The single most important thing that happened last week, obviously, was the shock announcement that Jonathan Ross is leaving the BBC. His not-so-imminent departure – we have until the summer to prepare ourselves – was reported exhaustively, getting top billing on Radio 4's PM programme.
The editors considered it such a sensational development that they put together a full package of analysis and interviews just to make sure listeners had grasped the breathtaking implications; the only thing missing was a live link to Downing Street where, sadly, Gordon Brown was too preoccupied to offer the reassurance the nation sorely needed.
At one level, this kind of saturation coverage of a trivial event is a symptom of poor editorial judgement: Ross is famous, but he isn't important. After his cheap jibes in 2008 about Andrew Sachs's granddaughter, he isn't even that popular; he is a poster boy for a group of celebrities notable for self-promotion and their ability to persuade the BBC to pay them absurd quantities of money.
David Cameron publicly criticised the corporation over the Sachs affair, while the shadow Culture spokesman, Jeremy Hunt, has put the BBC on notice about its top-heavy pay structure: "We must see a full breakdown of what the BBC pays its celebrity talent. It is licence fee-payers' money and full transparency is a must."
We can assume such pronouncements aren't music to the ears of Mark Thompson, the BBC director-general, and that senior managers are expecting cuts if the Conservatives form the next government. And I wonder if this background goes some way towards explaining the most mysterious aspect of last week's events: was BBC management reticent about the precise circumstances of Ross's departure because they were reluctant to hand the Tories a big scalp? The corporation seems to have been caught off-guard and for several hours allowed the presenter to make all the running; Ross cheerfully served tea to reporters outside his home, sounding like a man who had regretfully decided to move on.

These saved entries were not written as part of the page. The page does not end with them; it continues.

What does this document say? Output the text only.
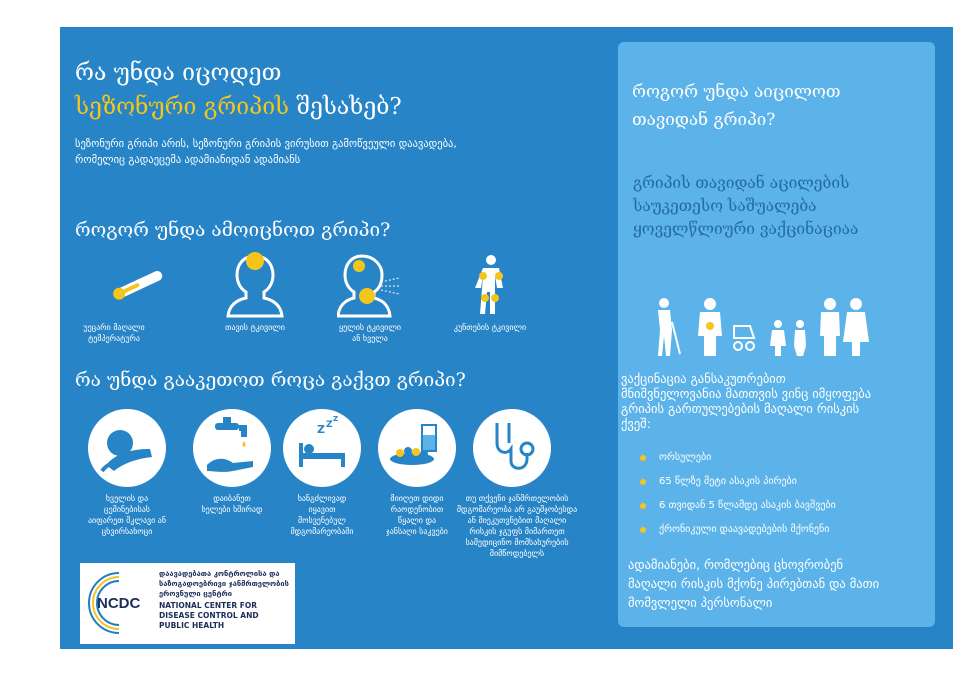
რა უნდა იცოდეთ
სეზონური გრიპის შესახებ?
სეზონური გრიპი არის, სეზონური გრიპის ვირუსით გამოწვეული დაავადება,
რომელიც გადაეცემა ადამიანიდან ადამიანს
როგორ უნდა ამოიცნოთ გრიპი?
უეცარი მაღალი
ტემპერატურა
თავის ტკივილი	ყელის ტკივილი
ან ხველა
კუნთების ტკივილი
რა უნდა გააკეთოთ როცა გაქვთ გრიპი?
Z Z
Z
ხველის და
ცემინებისას
აიფარეთ მკლავი ან
ცხვირსახოცი
დაიბანეთ
ხელები ხშირად
ხანგძლივად
იყავით
მოსვენებულ
მდგომარეობაში
მიიღეთ დიდი
რაოდენობით
წყალი და
ჯანსაღი საკვები
თუ თქვენი ჯანმრთელობის
მდგომარეობა არ გაუმჯობესდა
ან მიეკუთვნებით მაღალი
რისკის ჯგუფს მიმართეთ
სამედიცინო მომსახურების
მიმწოდებელს
NCDC
დაავადებათა კონტროლისა და
საზოგადოებრივი ჯანმრთელობის
ეროვნული ცენტრი
NATIONAL CENTER FOR
DISEASE CONTROL AND
PUBLIC HEALTH
როგორ უნდა აიცილოთ
თავიდან გრიპი?
გრიპის თავიდან აცილების
საუკეთესო საშუალება
ყოველწლიური ვაქცინაციაა
ვაქცინაცია განსაკუთრებით
მნიშვნელოვანია მათთვის ვინც იმყოფება
გრიპის გართულებების მაღალი რისკის
ქვეშ:
ორსულები
65 წლზე მეტი ასაკის პირები
6 თვიდან 5 წლამდე ასაკის ბავშვები
ქრონიკული დაავადებების მქონენი
ადამიანები, რომლებიც ცხოვრობენ
მაღალი რისკის მქონე პირებთან და მათი
მომვლელი პერსონალი
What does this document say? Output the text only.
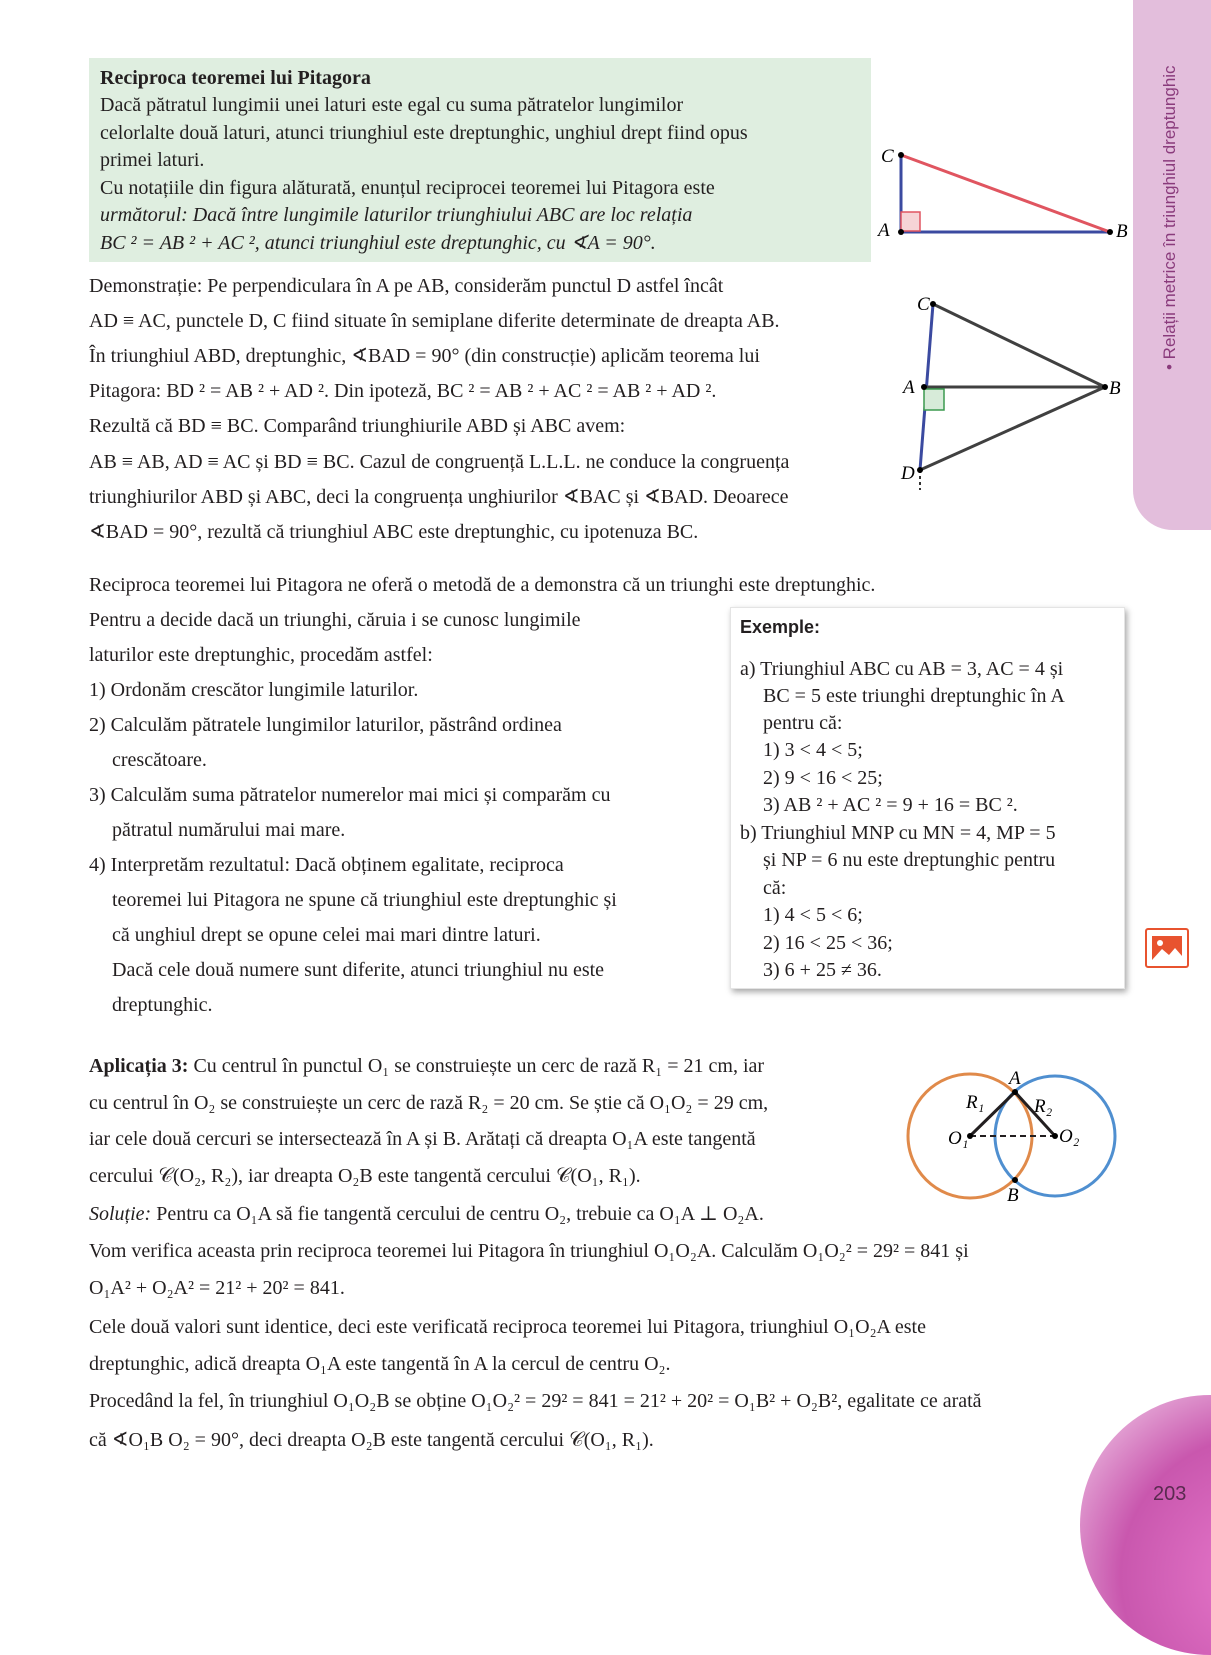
• Relații metrice în triunghiul dreptunghic
Reciproca teoremei lui Pitagora
Dacă pătratul lungimii unei laturi este egal cu suma pătratelor lungimilor
celorlalte două laturi, atunci triunghiul este dreptunghic, unghiul drept fiind opus
primei laturi.
Cu notațiile din figura alăturată, enunțul reciprocei teoremei lui Pitagora este
următorul: Dacă între lungimile laturilor triunghiului ABC are loc relația
BC ² = AB ² + AC ², atunci triunghiul este dreptunghic, cu ∢A = 90°.
C
A	B
C
A	B
D
Demonstrație: Pe perpendiculara în A pe AB, considerăm punctul D astfel încât
AD ≡ AC, punctele D, C fiind situate în semiplane diferite determinate de dreapta AB.
În triunghiul ABD, dreptunghic, ∢BAD = 90° (din construcție) aplicăm teorema lui
Pitagora: BD ² = AB ² + AD ². Din ipoteză, BC ² = AB ² + AC ² = AB ² + AD ².
Rezultă că BD ≡ BC. Comparând triunghiurile ABD și ABC avem:
AB ≡ AB, AD ≡ AC și BD ≡ BC. Cazul de congruență L.L.L. ne conduce la congruența
triunghiurilor ABD și ABC, deci la congruența unghiurilor ∢BAC și ∢BAD. Deoarece
∢BAD = 90°, rezultă că triunghiul ABC este dreptunghic, cu ipotenuza BC.
Reciproca teoremei lui Pitagora ne oferă o metodă de a demonstra că un triunghi este dreptunghic.
Pentru a decide dacă un triunghi, căruia i se cunosc lungimile
laturilor este dreptunghic, procedăm astfel:
1) Ordonăm crescător lungimile laturilor.
2) Calculăm pătratele lungimilor laturilor, păstrând ordinea
crescătoare.
3) Calculăm suma pătratelor numerelor mai mici și comparăm cu
pătratul numărului mai mare.
4) Interpretăm rezultatul: Dacă obținem egalitate, reciproca
teoremei lui Pitagora ne spune că triunghiul este dreptunghic și
că unghiul drept se opune celei mai mari dintre laturi.
Dacă cele două numere sunt diferite, atunci triunghiul nu este
dreptunghic.
Exemple:
a) Triunghiul ABC cu AB = 3, AC = 4 și
BC = 5 este triunghi dreptunghic în A
pentru că:
1) 3 < 4 < 5;
2) 9 < 16 < 25;
3) AB ² + AC ² = 9 + 16 = BC ².
b) Triunghiul MNP cu MN = 4, MP = 5
și NP = 6 nu este dreptunghic pentru
că:
1) 4 < 5 < 6;
2) 16 < 25 < 36;
3) 6 + 25 ≠ 36.
Aplicația 3: Cu centrul în punctul O₁ se construiește un cerc de rază R₁ = 21 cm, iar
cu centrul în O₂ se construiește un cerc de rază R₂ = 20 cm. Se știe că O₁O₂ = 29 cm,
iar cele două cercuri se intersectează în A și B. Arătați că dreapta O₁A este tangentă
cercului 𝒞(O₂, R₂), iar dreapta O₂B este tangentă cercului 𝒞(O₁, R₁).
Soluție: Pentru ca O₁A să fie tangentă cercului de centru O₂, trebuie ca O₁A ⊥ O₂A.
Vom verifica aceasta prin reciproca teoremei lui Pitagora în triunghiul O₁O₂A. Calculăm O₁O₂² = 29² = 841 și
O₁A² + O₂A² = 21² + 20² = 841.
Cele două valori sunt identice, deci este verificată reciproca teoremei lui Pitagora, triunghiul O₁O₂A este
dreptunghic, adică dreapta O₁A este tangentă în A la cercul de centru O₂.
Procedând la fel, în triunghiul O₁O₂B se obține O₁O₂² = 29² = 841 = 21² + 20² = O₁B² + O₂B², egalitate ce arată
că ∢O₁B O₂ = 90°, deci dreapta O₂B este tangentă cercului 𝒞(O₁, R₁).
A
B
R₁	R₂
O₁	O₂
203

Yet it was reported just before Christmas that he was so keen to continue presenting for the BBC that he had offered to take a 50 per cent pay cut. I never quite trust the figures bandied about by anonymous "sources", but it didn't sound as though Ross was confident that he had a future at the corporation. Now he says he isn't leaving because of money, and I believe him.
What I haven't seen is anything to suggest that the BBC wanted him to stay when his present contract expired. Ross confirmed in his own statement that no negotiations had taken place. Many people think he should have been fired in 2008, and public attitudes to pay have shifted dramatically in the past year; even if Ross's three-year contract didn't amount to the widely reported £18m, it was negotiated when public finances were in much better shape.
Thompson squirmed when Baroness James confronted him on the Today programme about levels of pay. And the BBC's creative director, Alan Yentob, startled viewers on Newsnight last week when he suddenly said that legislation (which no one had mentioned) would not be necessary to curb high BBC salaries.
None of this suggests that the BBC's senior managers are in confident mood. If they were, they might have fought to keep Ross; equally, they might have said upfront that they had decided against offering him a new contract. That's the real story: not the departure of a controversial presenter, but further evidence of defensiveness and paralysis at the BBC.